The higher up the graffiti is on a building, the harder it is to get rid of, but Sayson said tags must be removed quickly and consistently in order to deter vandals from coming back to deface the same surfaces again.
Sayson believes serial taggers should be pursued by police, with charges laid if there’s enough evidence to prove criminal mischief.
“It is truly in the public interest to prosecute this epidemic of vandalism and graffiti damage,” Sayson told Global News.
Vancouver police said simply setting up stings is not the answer, especially when the department has up to 75 calls waiting at any given time.

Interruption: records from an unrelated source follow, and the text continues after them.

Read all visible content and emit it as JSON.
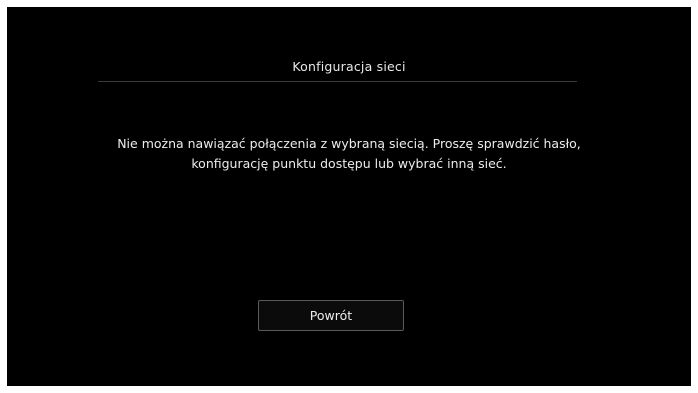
{
  "dialog": {
    "title": "Konfiguracja sieci",
    "message_line1": "Nie można nawiązać połączenia z wybraną siecią. Proszę sprawdzić hasło,",
    "message_line2": "konfigurację punktu dostępu lub wybrać inną sieć.",
    "back_label": "Powrót"
  },
  "colors": {
    "background": "#000000",
    "text": "#e6e6e6",
    "divider": "#3a3a3a",
    "button_border": "#5a5a5a"
  }
}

“In almost every case, there are going to be incidences that are going to be more serious than graffiti on the wall,” said Deputy Chief Const. Howard Chow.
Chow encourages businesses and witnesses who see graffiti taking place to call the police and report the crimes.
“We know that there’s lots of underreporting taking place because of the sense of hopelessness and helplessness,” Chow told Global News.
The VPD received 88 mischief reports for graffiti in Chinatown in both 2020 and 2021. Police recommended charges in one case from 2021 but to date, they have not been approved.
Six files were forwarded to Crown counsel in 2020 and charges were laid in four cases. Charges were dropped against two of the accused, while two others were convicted.
Yves Castonguay, 47, pleaded guilty to mischief relating to religious property for defacing four windows at the Chinese Cultural Centre with anti-Asian graffiti on April 2, 2020.
He was sentenced to 240 days in jail with credit for time already served in custody, and three years probation.
Darcy Bruce Forrest, 32, was convicted of mischief and received nine months probation for leaving graffiti on a wall in the Jack Chow Insurance parking lot on Aug. 13, 2020.
Charges against 25-year-old Jacob Joseph Riggs, who was accused of mischief and willfully resisting or obstructing a peace officer on Dec. 6, 2020, were stayed on June 18, 2021.
The BC Prosecution Service said Riggs successfully completed an Alternative Measures program under which he accepted responsibility for the alleged criminal conduct and agreed to a course of action as an alternative to criminal prosecution.
Melissa Ann Olson, 39, was charged with mischief for alleged graffiti on May 12, 2020.
On March 3, 2021, the Crown directed a stay of proceedings on Olson’s charge.
According to the BC Prosecution Service, Crown counsel must independently, objectively and fairly measure all the evidence against a two-part test: whether there is a substantial likelihood of conviction and if so, whether the public interest requires a prosecution.
The test applies at all stages of the prosecution and in Olson’s case, the prosecutor concluded the charge assessment standard was no longer met.
Chow said an “everything” approach is needed to combat the graffiti plaguing Chinatown – with focused attention from police, the community, and city staff.
“It has to be the tolerance of our justice system on what we’re going to allow or not allow, the willingness to prosecute, the willingness to sentence,” Chow told Global News.
“It has to be elevated to a level of importance that we’re not going to put up with this.”
Right now, Chow said, that message is not being sent.
“We are in the same position as we were years ago, in fact, worse,” added Sayson.
On a positive note, Sayson said businesses are starting to reclaim the alley between East Georgia and Union streets, where graffiti is being replaced with art.
“You put it on, we will take it down,” said Sayson.
Under the street code, the hope is taggers won’t write off the murals.
A community-driven commemorative mural and storytelling project celebrating the contributions and legacies of the women who helped shape Vancouver’s Chinatown is also planned for the wall of the Lim Sai Hor Kow Mock Benevolent Association.
The Suzhou Alley Women’s Mural is expected to be completed this summer.
“It’s time to stop and make this city beautiful again,” said Lam. “Respect other people.”